Saudi Arabia has also been a major sponsor of the anti-Assad uprising.

Hizbullah’s role in Syria has helped Assad to beat back the rebellion against his rule in critical areas of the country, including Damascus and a corridor of territory stretching north from the capital. But large parts of Syria’s less densely populated north and east have fallen to Islamic State.

“This danger does not recognise Shi’ites, Sunnis, Muslims, Christians or Druze or Yazidis or Arabs or Kurds. This monster is growing and getting bigger,” said Nasrallah.

Nasrallah reiterated his defence of Hizbullah's role in the Syrian conflict, the focus of criticism from Lebanese opponents who say the group has provoked Sunni militant attacks in Lebanon.
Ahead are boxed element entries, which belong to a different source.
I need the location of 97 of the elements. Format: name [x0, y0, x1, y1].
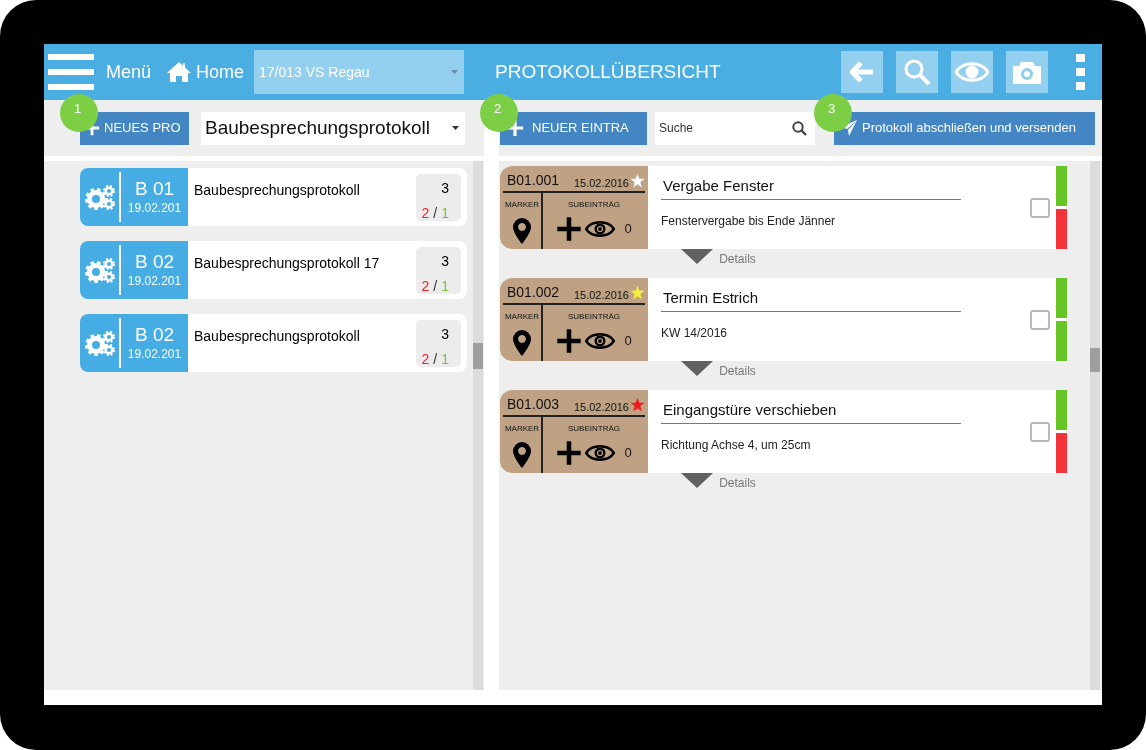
open-count: 2 [421, 204, 430, 223]
total-count: 3 [441, 179, 449, 198]
protocol-date: 19.02.201 [127, 346, 182, 362]
expand-triangle-icon[interactable] [681, 473, 714, 488]
done-count: 1 [441, 350, 449, 369]
count-separator: / [433, 350, 438, 369]
entry-title: Eingangstüre verschieben [661, 399, 961, 424]
search-button[interactable] [896, 51, 938, 93]
checkbox[interactable] [1030, 421, 1050, 442]
back-arrow-icon [850, 61, 874, 83]
protocol-code: B 02 [134, 251, 175, 273]
home-link[interactable]: Home [196, 58, 244, 86]
entry-description: KW 14/2016 [661, 324, 729, 342]
marker-label: MARKER [504, 423, 540, 435]
details-link[interactable]: Details [719, 249, 756, 268]
scrollbar[interactable] [473, 161, 483, 690]
new-entry-button[interactable]: NEUER EINTRA [500, 111, 647, 145]
protocol-card[interactable]: B 01 19.02.201 Baubesprechungsprotokoll 3 2 / 1 [80, 168, 467, 226]
protocol-date: 19.02.201 [127, 273, 182, 289]
protocol-title: Baubesprechungsprotokoll [194, 328, 360, 344]
subentry-count: 0 [624, 220, 632, 239]
count-separator: / [433, 277, 438, 296]
protocol-code: B 02 [134, 324, 175, 346]
checkbox[interactable] [1030, 309, 1050, 330]
menu-label[interactable]: Menü [106, 58, 152, 86]
open-count: 2 [421, 277, 430, 296]
plus-icon [556, 216, 583, 242]
plus-icon [506, 119, 524, 137]
protocol-title: Baubesprechungsprotokoll [194, 182, 360, 198]
eye-icon [955, 61, 989, 83]
entry-card[interactable]: B01.002 15.02.2016 MARKER SUBEINTRÄG 0 Termin Estrich KW 14/2016 [500, 278, 1067, 361]
star-icon[interactable] [630, 397, 645, 412]
protocol-date: 19.02.201 [127, 200, 182, 216]
map-pin-icon [512, 329, 532, 357]
more-options-icon[interactable] [1076, 54, 1085, 90]
marker-label: MARKER [504, 311, 540, 323]
entry-date: 15.02.2016 [573, 399, 629, 415]
map-pin-icon [512, 441, 532, 469]
done-count: 1 [441, 204, 449, 223]
entry-title: Vergabe Fenster [661, 175, 961, 200]
scrollbar[interactable] [1090, 161, 1100, 690]
details-link[interactable]: Details [719, 473, 756, 492]
home-icon [166, 61, 192, 83]
count-separator: / [433, 204, 438, 223]
caret-icon [451, 70, 458, 74]
protocol-card[interactable]: B 02 19.02.201 Baubesprechungsprotokoll 3 2 / 1 [80, 314, 467, 372]
camera-button[interactable] [1006, 51, 1048, 93]
gears-icon [84, 256, 115, 284]
send-protocol-button[interactable]: Protokoll abschließen und versenden [834, 111, 1095, 145]
protocol-code: B 01 [134, 178, 175, 200]
done-count: 1 [441, 277, 449, 296]
open-count: 2 [421, 350, 430, 369]
caret-icon [452, 126, 459, 130]
entry-title: Termin Estrich [661, 287, 961, 312]
plus-icon [556, 440, 583, 466]
total-count: 3 [441, 325, 449, 344]
details-link[interactable]: Details [719, 361, 756, 380]
entry-card[interactable]: B01.003 15.02.2016 MARKER SUBEINTRÄG 0 Eingangstüre verschieben Richtung Achse 4, um 25cm [500, 390, 1067, 473]
search-icon [903, 58, 931, 86]
star-icon[interactable] [630, 285, 645, 300]
protocol-type-select[interactable]: Baubesprechungsprotokoll [201, 111, 465, 145]
entry-date: 15.02.2016 [573, 287, 629, 303]
page-title: PROTOKOLLÜBERSICHT [495, 59, 722, 84]
back-button[interactable] [841, 51, 883, 93]
plus-icon [556, 328, 583, 354]
entry-description: Fenstervergabe bis Ende Jänner [661, 212, 837, 230]
entry-code: B01.002 [507, 283, 560, 302]
subentry-count: 0 [624, 444, 632, 463]
entry-code: B01.001 [507, 171, 560, 190]
protocol-card[interactable]: B 02 19.02.201 Baubesprechungsprotokoll 17 3 2 / 1 [80, 241, 467, 299]
entry-code: B01.003 [507, 395, 560, 414]
gears-icon [84, 329, 115, 357]
camera-icon [1011, 59, 1043, 85]
expand-triangle-icon[interactable] [681, 249, 714, 264]
marker-label: MARKER [504, 199, 540, 211]
eye-icon [585, 220, 616, 238]
entry-date: 15.02.2016 [573, 175, 629, 191]
subentries-label: SUBEINTRÄG [568, 311, 620, 323]
star-icon[interactable] [630, 173, 645, 188]
subentry-count: 0 [624, 332, 632, 351]
entry-description: Richtung Achse 4, um 25cm [661, 436, 812, 454]
gears-icon [84, 183, 115, 211]
view-button[interactable] [951, 51, 993, 93]
map-pin-icon [512, 217, 532, 245]
eye-icon [585, 444, 616, 462]
total-count: 3 [441, 252, 449, 271]
subentries-label: SUBEINTRÄG [568, 199, 620, 211]
search-field[interactable]: Suche [655, 111, 815, 145]
new-protocol-button[interactable]: NEUES PRO [80, 111, 189, 145]
eye-icon [585, 332, 616, 350]
search-icon [792, 120, 807, 136]
protocol-title: Baubesprechungsprotokoll 17 [194, 255, 380, 271]
subentries-label: SUBEINTRÄG [568, 423, 620, 435]
expand-triangle-icon[interactable] [681, 361, 714, 376]
checkbox[interactable] [1030, 197, 1050, 218]
entry-card[interactable]: B01.001 15.02.2016 MARKER SUBEINTRÄG 0 Vergabe Fenster Fenstervergabe bis Ende Jänner [500, 166, 1067, 249]
menu-icon[interactable] [48, 52, 94, 92]
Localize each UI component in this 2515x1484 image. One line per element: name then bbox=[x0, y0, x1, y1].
Most recently, insurgents including members of Islamic State seized the town of Arsal at the Syrian border, battling the Lebanese army for five days before withdrawing with 19 soldiers and 17 policemen as captives.

Nasrallah said the insurgents would have advanced as far as the Lebanese coast were it not for Hizbullah’s role fighting them in areas of Syria just east of the Lebanese border.

“Going to fight in Syria was, in the first degree, to defend Lebanon, the resistance in Lebanon, and all Lebanese,” he said.

A Hizbullah commander was killed last month in Iraq near Mosul, a city seized by Islamic State in June, suggesting the group may also be helping pro-government forces there.

Hizbullah has not officially announced any role in Iraq.

Nasrallah linked the threat posed by Islamic State to the spread of Wahhabism, a puritanical school of Islam followed in Saudi Arabia that demands obedience to the ruler but which has been widely blamed for fuelling Sunni radicalism.

“[Islamic State] does not have borders. There is a real danger and a real fear among many states and authorities, because one of the advantages of this organisation is its capacity to recruit among followers of al Qaeda-Wahhabi thought,” he said.